Armer Rentner zählt wenig Geld auf dem Tisch

1,1 Millionen Rentner arbeiten, um über die Runden zu kommen. 9,3 Millionen Rentner, die monatlich weniger als 1.500 Euro zur Verfügung haben. Kein Wunder, dass die Rente auf der Liste der größten Sorgen der Bundesbürger längst auf einen der vorderen Plätze gerückt ist. Denn eines ist sicher: Altersarmut und damit Grundsicherung im Alter auf Bürgergeldniveau droht immer mehr Verbrauchern. Viele unterschätzen das Risiko und rennen offenen Auges ins Unglück.

Rente ist zu weit weg

Viele achten darauf, was sie heute im Portemonnaie haben – und das ist bei vielen Millionen Bürgergeld Bedürftigen, Minijobbern und prekär Beschäftigten nicht viel. Die Rentenlücke indes scheint noch zu weit entfernt zu sein, als dass man ihr Beachtung schenkt. Zehn, 20, 30 Jahre – da kann zwar viel passieren. Doch wer es unterlässt, die Weichen zu stellen (sofern überhaupt möglich), landet im Alter auf dem Abstellgleis mit dem Namen Altersarmut.
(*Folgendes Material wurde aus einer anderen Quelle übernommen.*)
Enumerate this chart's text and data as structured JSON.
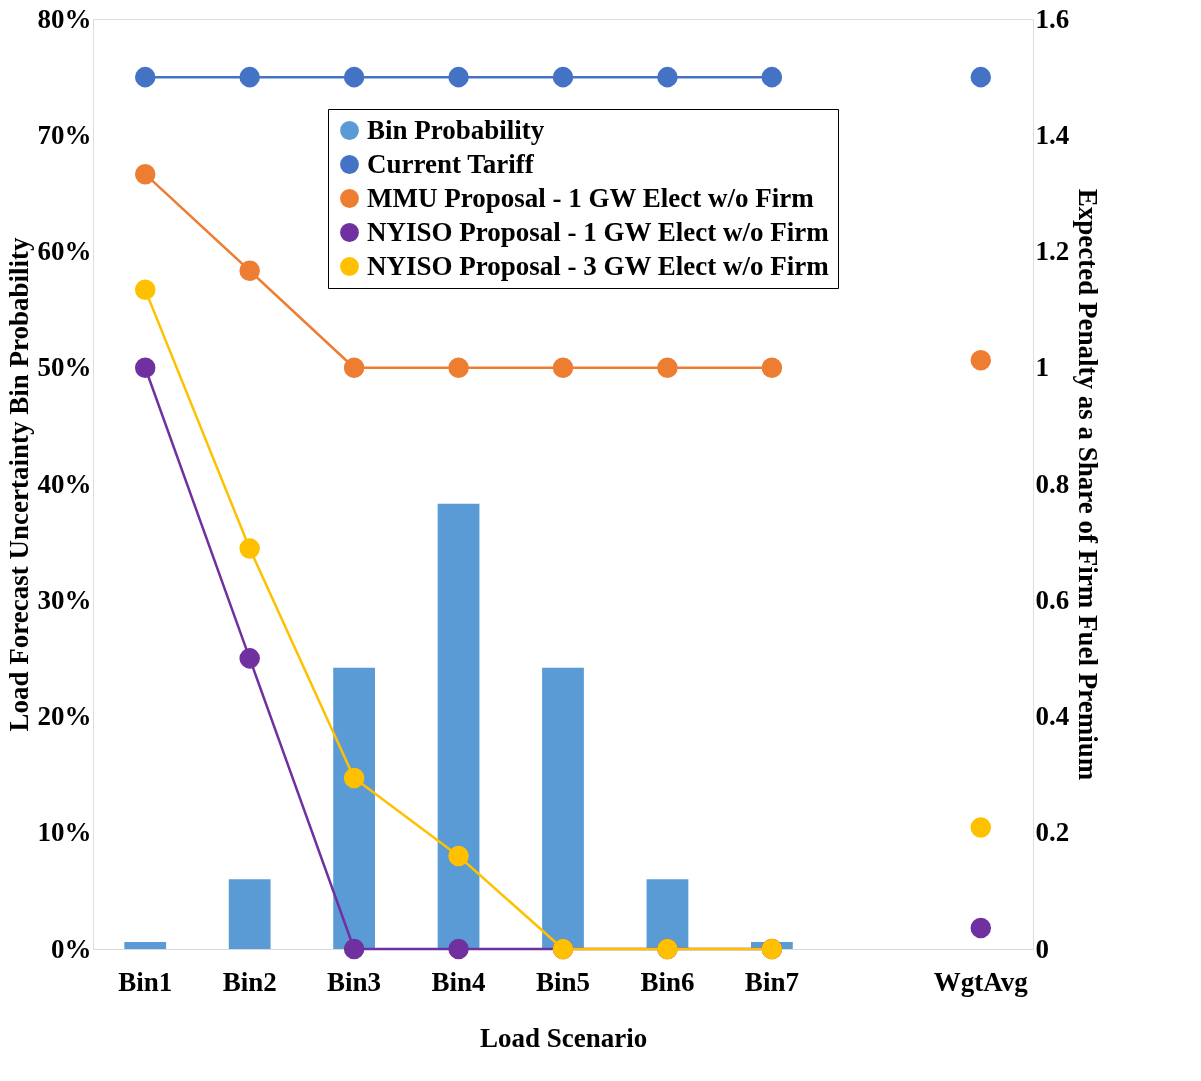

Immer mehr Rentner müssen mit Grundsicherung aufstocken

45 Prozent weniger

Das ZDF hat dazu ein Beispiel berechnen lassen und veröffentlicht. Ein junges Paar, 28 und 29 Jahre alt, sie Medizinische Fachangestellte und er Speditionskaufmann, hat aktuell 4.140 Euro netto im Monat. Bis zur Rente sind es noch 38 Jahre. Den Blick nach vorn wagte Thomas Lang, Berater für Altersvorsorge bei der Verbraucherzentrale Nordrhein-Westfalen. Seine modellhafte Rechnung: Im Jahr 2061 bleiben 2.290 Euro. „Das entspricht 45 Prozent, was sie weniger haben als derzeit“, so Lang.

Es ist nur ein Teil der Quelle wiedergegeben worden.